At the time there were large areas of Australia for which little or no soil data was available. These included, in general terms, the Northern Territory south of Daly Waters, but excluding the area around Alice Springs. Similarly, data were also scarce in approximately the northern three-quarters of South Australia. In Western Australia there are large areas with little or no available data, essentially east of a very approximate line joining Esperance and Port Hedland, but excluding the Kimberley region, the Nullarbor Plain and the southern part of the Great Victoria Desert. All of these are arid, and thus the lack of data was not surprising. However, there were also unexpected areas where data was sparse in spite of relatively intensive land use, e.g. significant parts of the Murray-Darling Basin, although soil surveys were currently in progress.
The original data also reflected to some extent the distribution of certain major Australian soils. Thus the Calcarosols are most prominent in South Australia and the Vertosols in Queensland and New South Wales. The percentages of soils with accompanying laboratory data obviously reflect the agricultural importance of some soils, but this was often confounded by different preferences between States in relation to laboratory analyses.
In spite of some deficiencies shown up by this analysis, it was thought at the time that this sample of the Australian soil population was reasonably representative of Australian soils as a whole. Certainly it was much more so than the data available for earlier classification systems. Obviously more data would have been desirable for Anthroposols and Organosols, and to a lesser extent Podosols and Rudosols. Even so, it was thought that the available knowledge of these soils (with the exception of Anthroposols) was adequate for the purposes of classification. With regard to the large areas of arid Australia indicated above where knowledge is scanty, there was sufficient indication from adjoining regions that the major soils in these areas are likely to be dominated by Tenosols, Rudosols and Kandosols of a kind common elsewhere in the arid zone.
Since its publication in 1996, the Australian Soil Classification has been widely adopted and formally endorsed as the official national system. Responsibility for maintenance and updating now resides with the National Committee on Soil and Terrain (NCST). The NCST also oversaw the Australian Collaborative Evaluation Program (ACLEP). It published a supporting volume (Concepts and Rationale of the Australian Soil Classification (Isbell et al. 1997), a CD entitled The Australian Soil Classification - An Interactive Key (Jacquier et al. 2001) a revised edition of the classification in 2002 and a second edition in 2016.
Following recommendations by the Australian Soil Classification Working Group, in 2016 the NCST released a sSecond e Edition to accommodate new knowledge and understanding of soils containing sulfidic materials. Included in these changes was the introduction of subtidal and subaqueous soils. Soils with abundant ironstone gravels were also accommodated by a Sesqui-Nodular Suborder in Tenosols.

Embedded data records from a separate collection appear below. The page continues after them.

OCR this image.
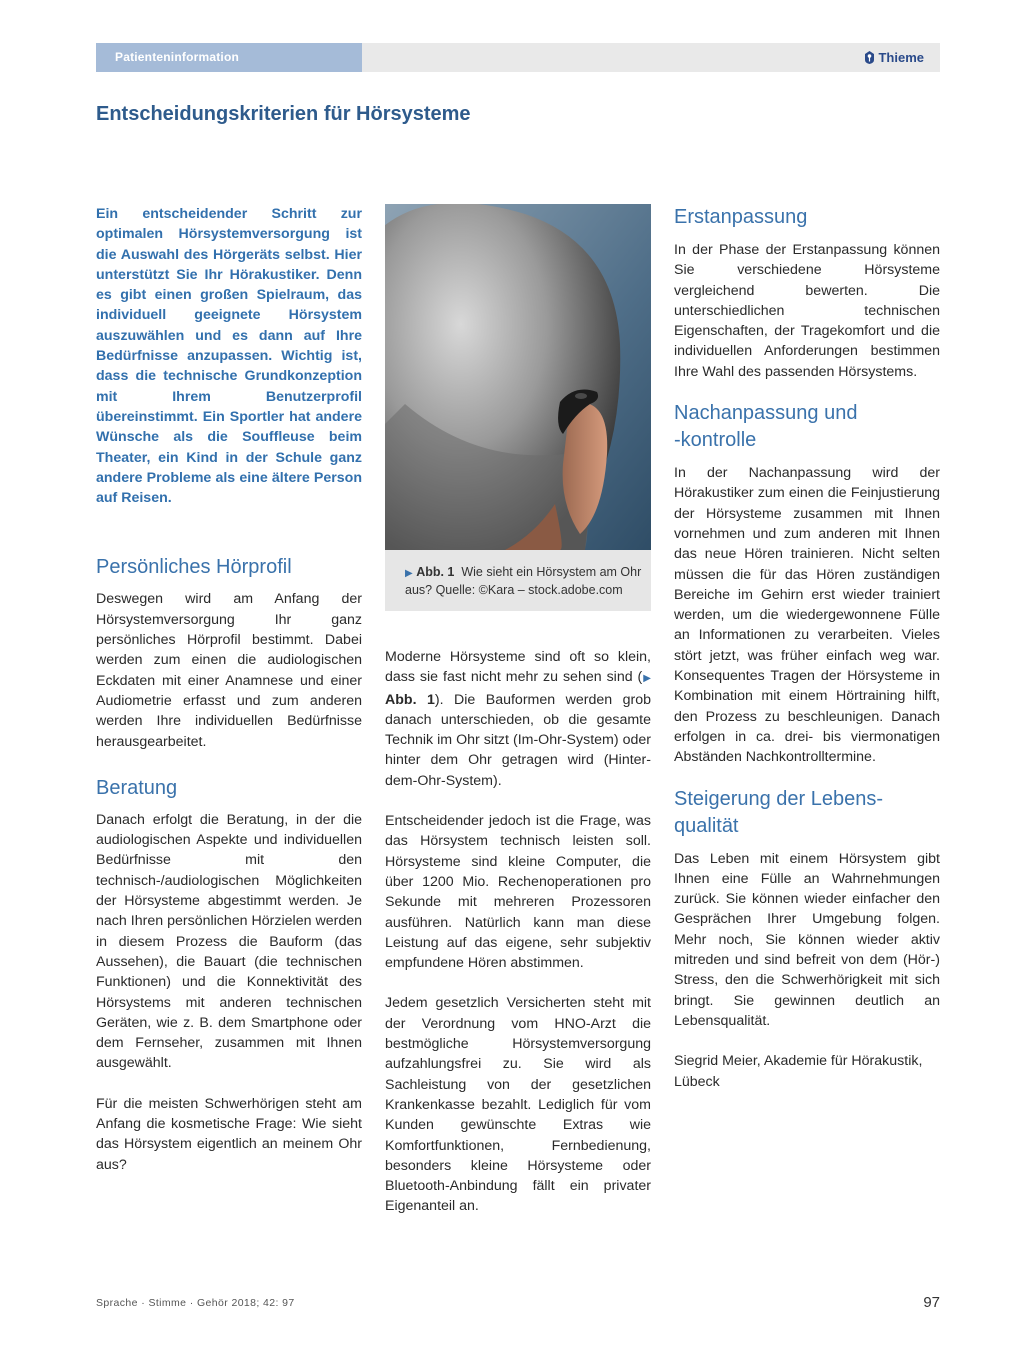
Patienteninformation	Thieme
Entscheidungskriterien für Hörsysteme

Ein entscheidender Schritt zur optimalen Hörsystemversorgung ist die Auswahl des Hörgeräts selbst. Hier unterstützt Sie Ihr Hörakustiker. Denn es gibt einen großen Spielraum, das individuell geeignete Hörsystem auszuwählen und es dann auf Ihre Bedürfnisse anzupassen. Wichtig ist, dass die technische Grundkonzeption mit Ihrem Benutzerprofil übereinstimmt. Ein Sportler hat andere Wünsche als die Souffleuse beim Theater, ein Kind in der Schule ganz andere Probleme als eine ältere Person auf Reisen.

Persönliches Hörprofil

Deswegen wird am Anfang der Hörsystemversorgung Ihr ganz persönliches Hörprofil bestimmt. Dabei werden zum einen die audiologischen Eckdaten mit einer Anamnese und einer Audiometrie erfasst und zum anderen werden Ihre individuellen Bedürfnisse herausgearbeitet.

Beratung

Danach erfolgt die Beratung, in der die audiologischen Aspekte und individuellen Bedürfnisse mit den technisch-/audiologischen Möglichkeiten der Hörsysteme abgestimmt werden. Je nach Ihren persönlichen Hörzielen werden in diesem Prozess die Bauform (das Aussehen), die Bauart (die technischen Funktionen) und die Konnektivität des Hörsystems mit anderen technischen Geräten, wie z. B. dem Smartphone oder dem Fernseher, zusammen mit Ihnen ausgewählt.

Für die meisten Schwerhörigen steht am Anfang die kosmetische Frage: Wie sieht das Hörsystem eigentlich an meinem Ohr aus?

▶ Abb. 1 Wie sieht ein Hörsystem am Ohr aus? Quelle: ©Kara – stock.adobe.com

Moderne Hörsysteme sind oft so klein, dass sie fast nicht mehr zu sehen sind (▶ Abb. 1). Die Bauformen werden grob danach unterschieden, ob die gesamte Technik im Ohr sitzt (Im-Ohr-System) oder hinter dem Ohr getragen wird (Hinter-dem-Ohr-System).

Entscheidender jedoch ist die Frage, was das Hörsystem technisch leisten soll. Hörsysteme sind kleine Computer, die über 1200 Mio. Rechenoperationen pro Sekunde mit mehreren Prozessoren ausführen. Natürlich kann man diese Leistung auf das eigene, sehr subjektiv empfundene Hören abstimmen.

Jedem gesetzlich Versicherten steht mit der Verordnung vom HNO-Arzt die bestmögliche Hörsystemversorgung aufzahlungsfrei zu. Sie wird als Sachleistung von der gesetzlichen Krankenkasse bezahlt. Lediglich für vom Kunden gewünschte Extras wie Komfortfunktionen, Fernbedienung, besonders kleine Hörsysteme oder Bluetooth-Anbindung fällt ein privater Eigenanteil an.

Erstanpassung

In der Phase der Erstanpassung können Sie verschiedene Hörsysteme vergleichend bewerten. Die unterschiedlichen technischen Eigenschaften, der Tragekomfort und die individuellen Anforderungen bestimmen Ihre Wahl des passenden Hörsystems.

Nachanpassung und
-kontrolle

In der Nachanpassung wird der Hörakustiker zum einen die Feinjustierung der Hörsysteme zusammen mit Ihnen vornehmen und zum anderen mit Ihnen das neue Hören trainieren. Nicht selten müssen die für das Hören zuständigen Bereiche im Gehirn erst wieder trainiert werden, um die wiedergewonnene Fülle an Informationen zu verarbeiten. Vieles stört jetzt, was früher einfach weg war. Konsequentes Tragen der Hörsysteme in Kombination mit einem Hörtraining hilft, den Prozess zu beschleunigen. Danach erfolgen in ca. drei- bis viermonatigen Abständen Nachkontrolltermine.

Steigerung der Lebens-
qualität

Das Leben mit einem Hörsystem gibt Ihnen eine Fülle an Wahrnehmungen zurück. Sie können wieder einfacher den Gesprächen Ihrer Umgebung folgen. Mehr noch, Sie können wieder aktiv mitreden und sind befreit von dem (Hör-) Stress, den die Schwerhörigkeit mit sich bringt. Sie gewinnen deutlich an Lebensqualität.

Siegrid Meier, Akademie für Hörakustik, Lübeck

Sprache · Stimme · Gehör 2018; 42: 97	97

This third edition introduces a new Soil Order, the Arenosols, which represents the deep sands that were formerly classified as Tenosols, Rudosols and Calcarosols. These latter Soil Orders have extreme morphological diversity and since the first edition have been subject to extensive investigation, particularly in South Australia, south-west Western Australia and the Northern Territory. The main changes to the third edition are described in Appendix 7.